Paper detail

Ramsey-goodness -- and otherwise

A celebrated result of Chvátal, Rödl, Szemerédi and Trotter states (in slightly weakened form) that, for every natural number $Δ$, there is a constant $r_Δ$ such that, for any connected $n$-vertex graph $G$ with maximum degree $Δ$, the Ramsey number $R(G,G)$ is at most $r_Δn$, provided $n$ is sufficiently large.
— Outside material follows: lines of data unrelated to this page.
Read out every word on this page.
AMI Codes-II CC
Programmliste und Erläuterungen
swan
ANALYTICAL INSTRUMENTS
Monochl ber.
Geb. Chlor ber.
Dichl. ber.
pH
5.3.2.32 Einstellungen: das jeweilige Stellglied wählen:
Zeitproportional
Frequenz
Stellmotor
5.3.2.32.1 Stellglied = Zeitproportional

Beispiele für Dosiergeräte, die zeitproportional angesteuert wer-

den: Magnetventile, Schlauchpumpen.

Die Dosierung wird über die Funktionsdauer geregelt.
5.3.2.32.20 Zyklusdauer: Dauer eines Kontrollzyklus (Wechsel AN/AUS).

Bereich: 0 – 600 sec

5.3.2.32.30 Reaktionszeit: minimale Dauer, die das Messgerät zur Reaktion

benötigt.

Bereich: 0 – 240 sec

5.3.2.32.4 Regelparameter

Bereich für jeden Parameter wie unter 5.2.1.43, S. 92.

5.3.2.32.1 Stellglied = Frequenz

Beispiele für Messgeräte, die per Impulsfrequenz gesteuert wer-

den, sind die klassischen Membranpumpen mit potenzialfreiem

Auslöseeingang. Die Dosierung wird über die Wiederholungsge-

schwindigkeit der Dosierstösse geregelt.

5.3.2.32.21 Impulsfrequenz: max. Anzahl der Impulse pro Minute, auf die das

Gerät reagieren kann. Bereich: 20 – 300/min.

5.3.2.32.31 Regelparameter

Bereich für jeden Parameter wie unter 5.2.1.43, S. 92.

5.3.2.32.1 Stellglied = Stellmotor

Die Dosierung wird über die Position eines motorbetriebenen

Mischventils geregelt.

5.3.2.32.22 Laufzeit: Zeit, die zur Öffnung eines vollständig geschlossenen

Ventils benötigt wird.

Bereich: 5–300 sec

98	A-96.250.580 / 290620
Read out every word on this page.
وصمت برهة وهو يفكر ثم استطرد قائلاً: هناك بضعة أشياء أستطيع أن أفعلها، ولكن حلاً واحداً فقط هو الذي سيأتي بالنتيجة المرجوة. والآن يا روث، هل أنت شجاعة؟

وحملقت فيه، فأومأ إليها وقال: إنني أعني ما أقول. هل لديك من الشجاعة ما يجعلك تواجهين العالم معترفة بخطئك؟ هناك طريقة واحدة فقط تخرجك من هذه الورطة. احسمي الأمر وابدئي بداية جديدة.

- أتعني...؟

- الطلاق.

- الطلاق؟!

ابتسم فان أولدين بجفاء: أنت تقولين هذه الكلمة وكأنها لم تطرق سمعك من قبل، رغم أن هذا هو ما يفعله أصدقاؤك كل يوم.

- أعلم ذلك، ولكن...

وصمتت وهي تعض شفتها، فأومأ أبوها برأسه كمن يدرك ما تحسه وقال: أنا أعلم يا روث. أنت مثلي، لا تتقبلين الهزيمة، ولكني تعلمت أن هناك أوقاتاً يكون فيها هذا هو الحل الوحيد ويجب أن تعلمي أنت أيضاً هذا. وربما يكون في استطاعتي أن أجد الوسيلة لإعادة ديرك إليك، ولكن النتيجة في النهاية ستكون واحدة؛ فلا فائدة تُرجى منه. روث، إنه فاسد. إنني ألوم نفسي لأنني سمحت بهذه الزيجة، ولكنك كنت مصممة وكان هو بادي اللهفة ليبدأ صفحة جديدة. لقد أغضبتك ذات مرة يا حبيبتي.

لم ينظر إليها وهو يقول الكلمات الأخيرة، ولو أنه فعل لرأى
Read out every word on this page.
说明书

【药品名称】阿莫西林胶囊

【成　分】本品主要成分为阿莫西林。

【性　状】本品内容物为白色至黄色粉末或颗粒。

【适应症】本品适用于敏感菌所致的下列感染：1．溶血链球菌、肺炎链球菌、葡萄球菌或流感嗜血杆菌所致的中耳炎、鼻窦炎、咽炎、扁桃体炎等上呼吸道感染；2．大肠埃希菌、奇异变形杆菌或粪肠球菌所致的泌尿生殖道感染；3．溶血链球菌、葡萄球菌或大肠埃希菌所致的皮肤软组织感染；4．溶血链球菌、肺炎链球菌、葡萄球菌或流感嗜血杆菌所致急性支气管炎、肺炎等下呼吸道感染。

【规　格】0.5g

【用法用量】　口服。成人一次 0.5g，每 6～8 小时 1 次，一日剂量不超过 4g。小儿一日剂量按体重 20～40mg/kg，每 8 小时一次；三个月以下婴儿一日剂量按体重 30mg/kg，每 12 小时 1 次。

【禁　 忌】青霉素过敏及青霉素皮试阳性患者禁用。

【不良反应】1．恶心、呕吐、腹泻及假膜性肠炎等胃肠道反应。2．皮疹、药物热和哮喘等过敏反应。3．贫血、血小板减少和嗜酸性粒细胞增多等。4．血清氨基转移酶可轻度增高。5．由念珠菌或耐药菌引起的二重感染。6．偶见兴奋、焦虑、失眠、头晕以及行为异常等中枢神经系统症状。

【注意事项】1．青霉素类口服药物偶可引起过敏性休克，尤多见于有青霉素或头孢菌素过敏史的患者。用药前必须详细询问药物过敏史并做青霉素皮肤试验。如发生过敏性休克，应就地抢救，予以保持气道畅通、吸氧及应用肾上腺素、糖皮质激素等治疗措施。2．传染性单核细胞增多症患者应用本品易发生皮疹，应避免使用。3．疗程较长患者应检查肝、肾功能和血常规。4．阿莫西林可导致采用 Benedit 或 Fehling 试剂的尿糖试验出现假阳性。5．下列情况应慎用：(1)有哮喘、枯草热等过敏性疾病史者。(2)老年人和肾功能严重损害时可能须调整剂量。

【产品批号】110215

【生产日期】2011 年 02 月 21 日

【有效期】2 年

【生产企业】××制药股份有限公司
In 1987, Burr made a strong conjecture implying that one may take $r_Δ= Δ$. However, Graham, Rödl and Ruciński showed, by taking $G$ to be a suitable expander graph, that necessarily $r_Δ> 2^{cΔ}$ for some constant $c>0$. We show that the use of expanders is essential: if we impose the additional restriction that the bandwidth of $G$ be at most some function $β(n) = o(n)$, then $R(G,G) \le (2χ(G)+4)n\leq (2Δ+6)n$, i.e., $r_Δ= 2Δ+6$ suffices. On the other hand, we show that Burr's conjecture itself fails even for $P_n^k$, the $k$th power of a path $P_n$. Brandt showed that for any $c$, if $Δ$ is sufficiently large, there are connected $n$-vertex graphs $G$ with $Δ(G)\leqΔ$ but $R(G,K_3)>cn$. We show that, given $Δ$ and $H$, there are $β>0$ and $n_0$ such that, if $G$ is a connected graph on $n\ge n_0$ vertices with maximum degree at most $Δ$ and bandwidth at most $βn$, then we have $R(G,H)=(χ(H)-1)(n-1)+σ(H)$, where $σ(H)$ is the smallest size of any part in any $χ(H)$-partition of $H$. We also show that the same conclusion holds without any restriction on the maximum degree of $G$ if the bandwidth of $G$ is at most $ε(H) \log n/\log\log n$.